Friday, July 22, 2011

little prince

i drove to starbucks this morning and finished the little prince. i found the first half of the book (maybe the first three quarters) exceptionally brilliant. but the last section felt rushed. it seemed like he was trying to say something--trying to create some last minute allegory--but the execution was all wrong. like i said: rushed.

it was too vague: the prince dies (he asks a snake to bite him) and then his body disappears. what i want to know is: why the prince wanted to die? he could have returned to his planet or gone somewhere else and continued his whimsical trip to different places around the universe. fist: the book says he went to earth (by his own volition). then: it says he crash-landed.

maybe it's a matter of inconsistency: i can understand if the prince felt trapped with no way of getting home--this would explain why he wanted to die and why he asked the snake to kill him. but, until the end, there is no mention of the prince being trapped or earth-bound. the book does however say that he is perplexed by the way grown-ups and people on earth live their lives--and maybe a little saddened (seeing the monotony of life on earth through foreign eyes and not being able to make sense of it--one of the things i liked about the book and something i've seen done to similar affect in other works--making human actions look alien or odd). but the assumption (at least by this reader) is that he can always leave at any time whenever he so chooses.
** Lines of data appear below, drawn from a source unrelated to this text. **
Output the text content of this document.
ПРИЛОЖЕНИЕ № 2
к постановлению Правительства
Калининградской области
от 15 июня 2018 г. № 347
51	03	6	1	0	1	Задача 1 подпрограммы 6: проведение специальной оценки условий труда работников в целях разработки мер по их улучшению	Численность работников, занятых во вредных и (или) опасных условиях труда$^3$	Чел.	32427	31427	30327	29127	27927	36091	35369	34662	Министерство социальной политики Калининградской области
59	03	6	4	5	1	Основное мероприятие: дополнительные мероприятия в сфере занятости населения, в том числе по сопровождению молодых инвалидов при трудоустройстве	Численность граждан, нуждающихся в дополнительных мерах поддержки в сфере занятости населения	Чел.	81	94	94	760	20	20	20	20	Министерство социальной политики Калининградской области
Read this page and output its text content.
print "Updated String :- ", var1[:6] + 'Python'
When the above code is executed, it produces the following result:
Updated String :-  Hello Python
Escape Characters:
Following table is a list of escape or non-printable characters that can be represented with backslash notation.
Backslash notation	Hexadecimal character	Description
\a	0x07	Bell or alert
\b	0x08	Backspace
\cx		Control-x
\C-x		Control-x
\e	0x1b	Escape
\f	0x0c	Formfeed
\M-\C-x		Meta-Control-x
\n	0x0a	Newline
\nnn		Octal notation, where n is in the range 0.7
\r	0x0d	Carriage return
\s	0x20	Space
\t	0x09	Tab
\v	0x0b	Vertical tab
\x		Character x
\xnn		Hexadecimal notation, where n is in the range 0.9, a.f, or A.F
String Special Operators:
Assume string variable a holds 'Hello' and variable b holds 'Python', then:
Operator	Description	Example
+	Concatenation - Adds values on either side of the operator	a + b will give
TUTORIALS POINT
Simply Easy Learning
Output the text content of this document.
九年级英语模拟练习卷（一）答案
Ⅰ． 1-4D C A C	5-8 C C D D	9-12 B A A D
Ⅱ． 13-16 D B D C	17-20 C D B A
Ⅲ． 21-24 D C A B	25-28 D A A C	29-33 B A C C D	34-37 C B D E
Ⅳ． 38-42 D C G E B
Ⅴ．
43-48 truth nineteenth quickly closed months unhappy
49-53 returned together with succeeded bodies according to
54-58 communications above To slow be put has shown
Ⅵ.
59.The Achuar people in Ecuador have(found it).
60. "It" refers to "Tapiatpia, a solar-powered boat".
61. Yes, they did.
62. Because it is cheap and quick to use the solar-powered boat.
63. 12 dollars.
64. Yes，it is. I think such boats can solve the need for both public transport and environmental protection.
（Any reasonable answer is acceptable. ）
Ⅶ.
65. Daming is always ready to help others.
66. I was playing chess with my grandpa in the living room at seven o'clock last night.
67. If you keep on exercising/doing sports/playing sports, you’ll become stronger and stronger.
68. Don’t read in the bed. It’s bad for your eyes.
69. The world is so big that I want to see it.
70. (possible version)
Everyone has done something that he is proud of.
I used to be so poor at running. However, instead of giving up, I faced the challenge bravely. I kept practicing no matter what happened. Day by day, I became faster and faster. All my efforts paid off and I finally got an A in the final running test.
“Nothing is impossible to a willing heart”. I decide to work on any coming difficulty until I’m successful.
it could be that the author was looking for a place to end the story (death being the easiest way to end any narrative) and muddled his way through something for the sake of brevity or because he lacked the imagination to carry it into more interesting places. but i get the feeling he was trying to say something which didn't come out quite as clearly as he might have hoped--or maybe it was purposefully cryptic (like some inside joke). my initial impression (and this goes along with the allegory theory) is that the prince was a modern fantastical stand-in for the savior figure: like jesus christ but set against new-age-y ideas and preoccupations, evidenced by the message of beauty-in-the-intangible first related to the prince by the fox then imparted to the narrator (like jesus, a life-lesson related in parabolic form). this theory makes sense to a certain extent: the prince knows that he is going to die and tells the narrator not to come back so that he won't have to see him suffer. he says that he will appear dead but that he won't be dead (this is not true) because what the narrator will see is just a shell of a person (the physical remains) and not the eternal soul which the prince says inhabits the stars forever. it's a lot like the crucifixion story: in both cases, jesus and the prince know beforehand that they are going to die--not at their own hands but by the hands of others, so to speak. in the prince's case, he asks the snake to bite him. thus: infecting him with poison. this particular snake (the narrator says) can kill a man in thirty seconds. jesus on the other hand did not ask to be crucified but like the prince knew that it was going to happen--it was prophesied. so the question becomes: was the prince's death a suicide? by extension: is the author suggesting that, if there is truth to this allegory, that jesus' death was a suicide (since he knew that he would be killed but did nothing to prevent it)?

it's something i've thought about before: jesus is the son of god. even if he wasn't, he knew he was going to die. he knew that he would be crucified. but why being all-powerful did he do nothing to stop it. probably because he knew that it was god's will--that it had to happen. in the prince's case, though: it didn't have to happen. his will to die came out of nowhere and was never fully explored. i can understand why he'd want to die but i still need more contextual proof to bolster my argument. the author makes it look like a rash decision on the part of the prince, since it's still plausible that he could just as easily return to his home planet: b612. it just seems like a waste of life. which is what the crucifixion of jesus seems like, at first, until we're told that jesus died and suffered all he did and arose from the dead so that his story would be a testament to anyone needing further proof that he was indeed the messiah--his miraculous return and foreknowledge of his death tells us that at the very least he was extraordinary: and whether or not you believe any of this actually happened: the story adds up to something self-contained and logical, unlike the little prince which comes across as an ambitious attempt to convey many different powerful ideas even if they contradict each other in places.

which leads me to my wikipedia research: apparently the death of the little prince was inspired by the death of the author's little brother when the author's brother was still very young. his dying words were: don't worry. i'm all right. i can't help it. it's my body. this declaration mirrors the prince's assertion that his body is merely a shell containing something invisible (which as the fox says is where all things essential reside). so maybe this cancels out my messiah theory. but why on earth all this death? why not have the prince return home to his rose whom he's spent half the novel learning to appreciate on a more authentic level? what point is the author trying to get across?

despite it's glaring inconsistencies and non-sequiter plot holes and meandering tangents, the little prince is still highly enjoyable. i'm glad i bought it on impulse from amazon. it delivers the way i expected other children's classics like a wrinkle in time (which i did not enjoy at all) to deliver: that is without all the preachiness and enough inventiveness and playfulness to keep me engaged the whole way through.